Sustainable Agriculture-Based Climate Change Training Models using Remote Hyperspectral Image with Machine Learning Model

• Published in: Remote sensing in earth systems sciences (Online) Vol. 7; no. 4; pp. 261 - 270
• Main Authors: Durairaj, M., Rubenraju, Kasapaka, Krishna, B. V. Rama, Yajid, Mohd Shukri Ab, Jackson, Beulah, Babu, Jampani Satish, Padmavathi, Kodali Lakshmi
• Format: Journal Article
• Language: English
• Published: Cham Springer International Publishing 01.12.2024
• Subjects: Earth and Environmental Science; Earth System Sciences; Geography; Monitoring/Environmental Analysis; Remote Sensing/Photogrammetry; Climate change; Hyperspectral image analysis; Sustainable agriculture; Machine learning; Classification
• ISSN: 2520-8195; 2520-8209
• DOI: 10.1007/s41976-024-00118-y

In order to help farmers and crop managers better understand the elements influencing crop status and growth, hyperspectral and multispectral data processing methods have shown to be beneficial. Utilising advanced computational methods via machine learning is one strategy that has been in use recently. This method can forecast satellite image data based on the circumstances of mapping different types of land and vegetation in the field. This research proposes novel technique in sustainable agriculture-based climate change detection using hyperspectral image analysis with machine learning model. Here, the hyperspectral image of agricultural field is collected as input and processed for smoothening with normalisation. The proposed image analysis model is carried out in two stages which is feature extraction and classification. In stage 1, the feature extraction of processed input hyperspectral image is carried out using multilayer Bayesian encoder vector model (MBEV).
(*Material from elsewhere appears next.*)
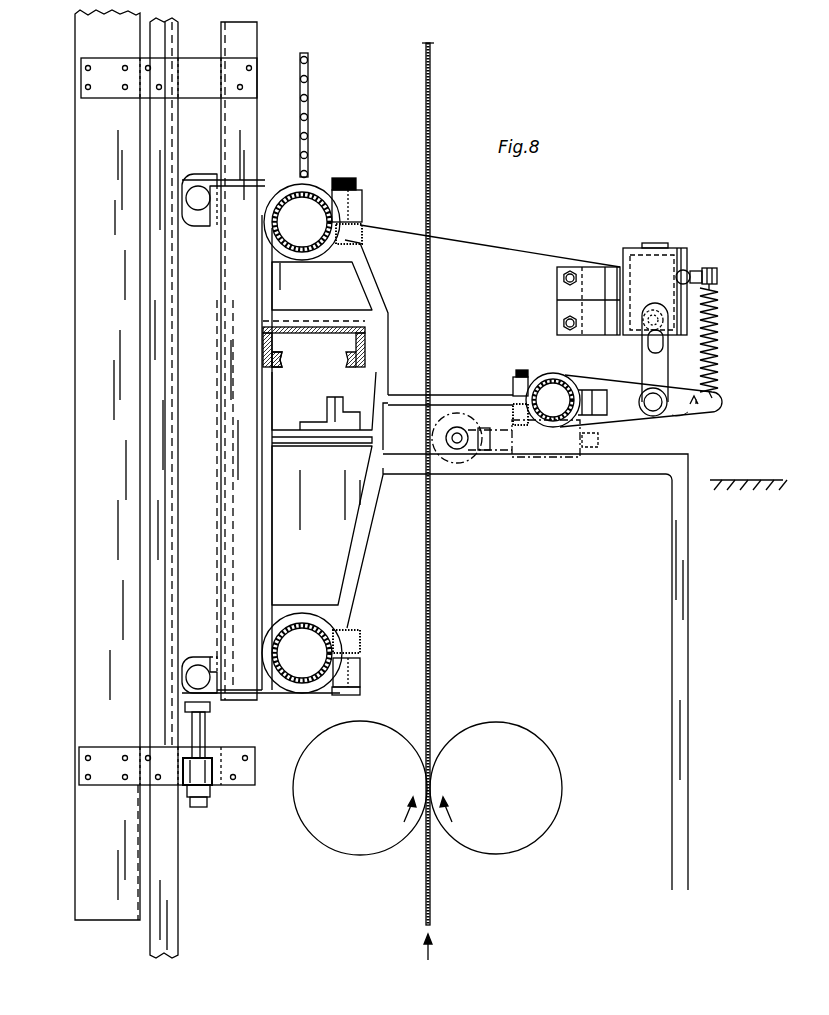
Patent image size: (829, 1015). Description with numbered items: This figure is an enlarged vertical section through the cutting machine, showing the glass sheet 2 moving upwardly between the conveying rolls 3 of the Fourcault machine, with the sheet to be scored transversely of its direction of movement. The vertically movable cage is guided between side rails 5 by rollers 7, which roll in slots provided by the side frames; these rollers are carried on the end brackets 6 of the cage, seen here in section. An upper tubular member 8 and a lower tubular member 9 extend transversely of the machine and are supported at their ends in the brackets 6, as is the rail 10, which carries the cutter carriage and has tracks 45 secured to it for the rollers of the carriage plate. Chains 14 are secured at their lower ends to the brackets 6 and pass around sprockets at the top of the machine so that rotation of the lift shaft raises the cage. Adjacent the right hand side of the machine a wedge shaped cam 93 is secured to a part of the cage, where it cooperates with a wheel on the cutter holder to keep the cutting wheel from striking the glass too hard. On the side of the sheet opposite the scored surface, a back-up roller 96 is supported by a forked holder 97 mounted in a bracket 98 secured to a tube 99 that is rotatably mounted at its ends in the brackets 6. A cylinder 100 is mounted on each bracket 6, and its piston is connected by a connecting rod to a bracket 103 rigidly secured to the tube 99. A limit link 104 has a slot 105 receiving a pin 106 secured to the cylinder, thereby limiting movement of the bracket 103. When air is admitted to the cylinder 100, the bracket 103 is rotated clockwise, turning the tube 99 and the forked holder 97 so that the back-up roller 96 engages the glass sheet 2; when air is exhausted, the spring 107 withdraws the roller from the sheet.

The second stage of this proposed model is to classify the extracted image using deep convolutional belief neural networks (DCBNN). The experimental analysis has been carried out for various agriculture-based hyperspectral image datasets in terms of training accuracy, sensitivity, specificity, and AUC. The experimental findings demonstrate that, when compared to other ways, the suggested strategy performed exceptionally well. Proposed technique attained training accuracy of 97%, AUC of 85%, sensitivity of 96%, and specificity of 93%.